Thursday, June 23, 2011

Words...when in Rome...

Quite a while ago I was talking to Matt about some thing or other, and he said that he was taught that squaw was a bad word. Huh? Squaw is a word in my ancestor's language. It is Algonquin and was used by both my Pequot and Narragansett ancestors, among others. A week or so ago I heard the same thing from another friend.

There are many Algonquin words that made their way into the language, and across the US as the Natives ran away from the settlers, and the settlers ran away from the big cities. Pow wow (from the word pauwau) , succotash, wampum, and yes , squaw are all examples of those words. They weren't bad words, or slurs towards anyone. Native Americans didn't have slurs they called people. They may describe a group in a certain way, but there was not a maliciousness to it as in some of the words we have today. We can thank the Europeans for that.

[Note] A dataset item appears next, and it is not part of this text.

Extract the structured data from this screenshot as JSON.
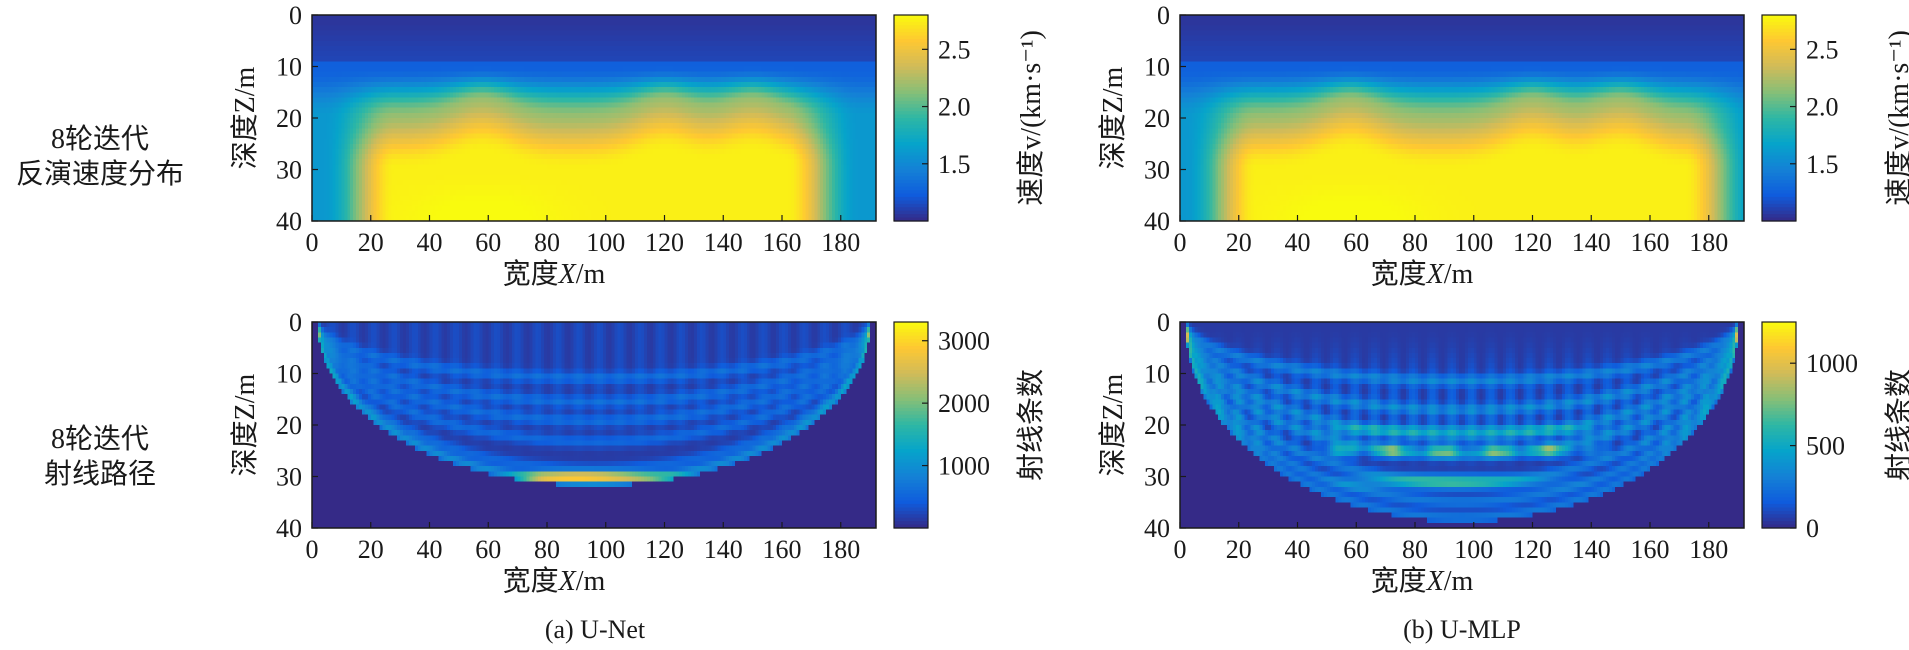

Squaw simply means a female. I was taught it meant a young female who was of marriageable age, not a child. As the word moved to the Plains, it became a slur, a put down , with negative sexual connotation. So if you are in an Algonquin setting it isn't a bad word. It is their word, so to me, it isn't a bad word. Never was. I suppose if you are in a Plains tribe's camp, it is a bad word, but apparently they don't know the real meaning of the word.

We cannot become overly sensitive allowing people who are not native speakers of the language to tell us that it is a bad word. That is like me going to France (and the French are FAMOUS for renaming and redefining Native tribes and words, just ask the Sioux or Nez Pearce), and telling them "femme" is a bad word.

Squaw isn't a bad word, the Algonquins used it when talking about women in their tribes. Women they loved , honored and respected.

The damage was done in the Plains a long time ago, so I guess you need to remember the adage "when in Rome, do as the Romans do", but take the time to educate folks that it is NOT a bad word, nor a nasty slur.

Learn, research, grow!

Peshaui Wequashimese

(C)2011 Dr. R M Reiter Wolf. May not be used, copied or reproduced without prior written permission.